UNHCR already had a presence in the southern Caucasus region, where some 1.5 million people have been forced to flee fighting in Georgia, Armenia and Azerbaijan. As plans move ahead to forge a consensus on a regional approach to all of these problems, UNHCR is carrying out its new three-month programme in the North Caucasus in coordination with Emercom, the Russian emergency agency, and the Federal Migration Service (FMS), which is registering the displaced. It is also coordinating with the International Committee of the Red Cross, which works inside Chechnya, and with the International Organization for Migration.

Despite initial problems with access, freedom of movement and coordination with central authorities, the UNHCR programme is beginning to make a difference. By early February, UNHCR had flown more than 130 metric tons of supplies to the region, and more was on the way.

Hashim Utkan, deputy director of UNHCR's Regional Bureau for Europe, said the plan is to bolster the existing Russian humanitarian system rather than create a new, parallel programme. Utkan noted that UNHCR has previously worked with Emercom in former Yugoslavia and in Africa, and is aware of its professionalism. However, its resources are being stretched in the Caucasus.

"We don't want to duplicate what they're already doing, but to strengthen the existing structures," Utkan said. "That way, it will be much easier for us to withdraw when the time is right."

To assist the Russian aid effort, UNHCR will provide more trucks for Emercom, and computer, communications and office equipment for FMS.

The U.N. programme is aimed at providing assistance to at least 90,000 displaced people in Chechnya, 65,000 in Daghestan and 5,000 in North Ossetia.

The assessment team noted that as many as 95 percent of the displaced have found at least temporary shelter with host families. But it is unlikely this hospitality can go on for long; some houses are crammed with as many as 50 people and host families are going to quickly run out of food and other essentials. Other displaced people are being temporarily housed in rail carriages, sports halls and other public buildings.

The percentage of women, children and elderly among the displaced is even higher than the 75 percent usually found in refugee populations. This has resulted in a particularly vulnerable population whose plight is made even worse by harsh winter weather. Moreover, many of the displaced fled with nothing but the clothes on their backs, and reported losing their homes and everything in them. The sense of loss and separation has left tens of thousands of people materially and psychologically destitute.
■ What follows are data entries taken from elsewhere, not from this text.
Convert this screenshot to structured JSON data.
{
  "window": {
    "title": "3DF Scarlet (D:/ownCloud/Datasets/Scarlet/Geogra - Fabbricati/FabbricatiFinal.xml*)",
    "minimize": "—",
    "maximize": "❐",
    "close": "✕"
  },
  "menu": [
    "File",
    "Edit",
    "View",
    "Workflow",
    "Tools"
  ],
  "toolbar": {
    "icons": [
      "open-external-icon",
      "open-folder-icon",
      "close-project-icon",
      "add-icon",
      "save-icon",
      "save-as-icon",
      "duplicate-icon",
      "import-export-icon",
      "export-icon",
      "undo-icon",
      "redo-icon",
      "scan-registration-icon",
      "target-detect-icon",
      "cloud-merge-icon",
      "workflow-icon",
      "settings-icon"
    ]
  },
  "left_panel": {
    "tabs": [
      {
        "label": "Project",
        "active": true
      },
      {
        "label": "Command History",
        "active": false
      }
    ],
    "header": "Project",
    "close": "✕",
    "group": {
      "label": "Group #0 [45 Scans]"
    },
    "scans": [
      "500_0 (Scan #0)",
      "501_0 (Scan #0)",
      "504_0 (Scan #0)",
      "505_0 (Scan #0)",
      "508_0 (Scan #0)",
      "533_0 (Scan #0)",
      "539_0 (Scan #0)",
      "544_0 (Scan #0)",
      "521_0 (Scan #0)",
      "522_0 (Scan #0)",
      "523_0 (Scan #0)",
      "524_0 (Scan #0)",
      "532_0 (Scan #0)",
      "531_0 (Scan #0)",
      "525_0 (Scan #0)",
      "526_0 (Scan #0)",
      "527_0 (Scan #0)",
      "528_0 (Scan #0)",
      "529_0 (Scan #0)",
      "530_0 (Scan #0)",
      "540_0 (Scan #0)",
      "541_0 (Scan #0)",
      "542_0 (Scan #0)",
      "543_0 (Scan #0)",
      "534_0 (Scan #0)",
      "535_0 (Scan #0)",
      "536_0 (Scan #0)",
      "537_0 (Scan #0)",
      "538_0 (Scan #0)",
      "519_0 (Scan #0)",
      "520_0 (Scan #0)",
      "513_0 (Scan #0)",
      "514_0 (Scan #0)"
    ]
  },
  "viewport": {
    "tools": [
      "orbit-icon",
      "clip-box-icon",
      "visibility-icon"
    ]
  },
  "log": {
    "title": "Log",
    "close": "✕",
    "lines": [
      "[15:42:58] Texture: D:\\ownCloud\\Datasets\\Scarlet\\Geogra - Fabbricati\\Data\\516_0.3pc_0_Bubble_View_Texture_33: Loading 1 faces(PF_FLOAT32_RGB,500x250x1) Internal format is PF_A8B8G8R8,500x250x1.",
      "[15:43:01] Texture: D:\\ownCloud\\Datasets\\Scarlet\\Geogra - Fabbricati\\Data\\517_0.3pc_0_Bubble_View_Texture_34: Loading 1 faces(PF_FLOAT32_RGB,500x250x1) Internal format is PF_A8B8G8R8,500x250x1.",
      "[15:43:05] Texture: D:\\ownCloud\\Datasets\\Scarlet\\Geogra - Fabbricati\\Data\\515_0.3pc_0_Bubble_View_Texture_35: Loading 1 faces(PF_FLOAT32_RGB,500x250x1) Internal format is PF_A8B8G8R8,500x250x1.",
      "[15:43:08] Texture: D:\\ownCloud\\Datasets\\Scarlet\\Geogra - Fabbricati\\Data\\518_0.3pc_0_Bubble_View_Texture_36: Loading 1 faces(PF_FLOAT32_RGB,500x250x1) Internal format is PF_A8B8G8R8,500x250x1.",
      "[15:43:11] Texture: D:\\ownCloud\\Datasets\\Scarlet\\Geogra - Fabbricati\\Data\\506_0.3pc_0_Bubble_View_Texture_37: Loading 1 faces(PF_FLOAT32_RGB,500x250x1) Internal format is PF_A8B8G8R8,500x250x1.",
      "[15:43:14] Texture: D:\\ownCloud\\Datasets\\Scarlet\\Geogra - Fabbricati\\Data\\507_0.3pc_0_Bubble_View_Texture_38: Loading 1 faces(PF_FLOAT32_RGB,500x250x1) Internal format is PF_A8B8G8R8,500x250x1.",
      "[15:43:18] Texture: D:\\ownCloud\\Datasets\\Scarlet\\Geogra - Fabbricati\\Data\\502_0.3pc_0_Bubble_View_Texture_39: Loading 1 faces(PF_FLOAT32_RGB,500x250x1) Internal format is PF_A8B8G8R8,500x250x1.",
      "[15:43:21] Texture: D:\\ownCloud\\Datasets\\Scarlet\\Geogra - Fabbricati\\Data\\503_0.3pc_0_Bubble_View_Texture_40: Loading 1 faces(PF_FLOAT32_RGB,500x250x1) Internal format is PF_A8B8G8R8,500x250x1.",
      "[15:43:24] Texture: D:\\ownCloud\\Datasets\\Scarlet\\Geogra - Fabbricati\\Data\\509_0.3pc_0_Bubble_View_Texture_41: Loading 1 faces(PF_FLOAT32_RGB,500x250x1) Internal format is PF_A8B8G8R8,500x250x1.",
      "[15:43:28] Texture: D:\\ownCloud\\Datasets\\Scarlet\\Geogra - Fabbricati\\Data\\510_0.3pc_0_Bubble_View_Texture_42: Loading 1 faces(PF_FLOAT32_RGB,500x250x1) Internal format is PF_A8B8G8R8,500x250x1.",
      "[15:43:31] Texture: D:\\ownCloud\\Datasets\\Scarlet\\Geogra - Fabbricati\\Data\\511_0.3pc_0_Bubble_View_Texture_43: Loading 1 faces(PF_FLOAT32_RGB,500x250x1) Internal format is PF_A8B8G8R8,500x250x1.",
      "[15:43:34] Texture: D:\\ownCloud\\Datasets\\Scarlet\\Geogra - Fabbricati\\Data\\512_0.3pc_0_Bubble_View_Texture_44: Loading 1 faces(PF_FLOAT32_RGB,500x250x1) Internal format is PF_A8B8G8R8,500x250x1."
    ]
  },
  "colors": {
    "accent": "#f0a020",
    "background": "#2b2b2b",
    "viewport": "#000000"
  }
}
Food needs are particularly acute in Daghestan and Ingushetia, where each displaced family - averaging about four people - will receive three 20-kg food parcels over the three-month period. In Daghestan, regular supplies of food and other essentials began dwindling in December because the fighting in Chechnya severed the main rail and road links into the republic from the rest of Russia. And in Ingushetia, residents were already struggling to care for an earlier displaced population of nearly 50,000 people who fled there during the Ingush-Ossetian conflict of 1992. Thus, nearly half of the present population of Ingushetia are displaced people from North Ossetia or Chechnya.

Hollingworth, describing a recent visit to displaced people in Khasavyurt, Daghestan, says the needs are enormous. But despite all the horrors they left behind in Chechnya, nearly all of the displaced - Russians and ethnic Chechens - want to go home again.

"In most homes there was an average of 26 persons per room," Hollingworth said. "More than 60 percent of the displaced were children. The displaced all requested clothing and food. They told their stories with emotion and tears, but they all wished to return."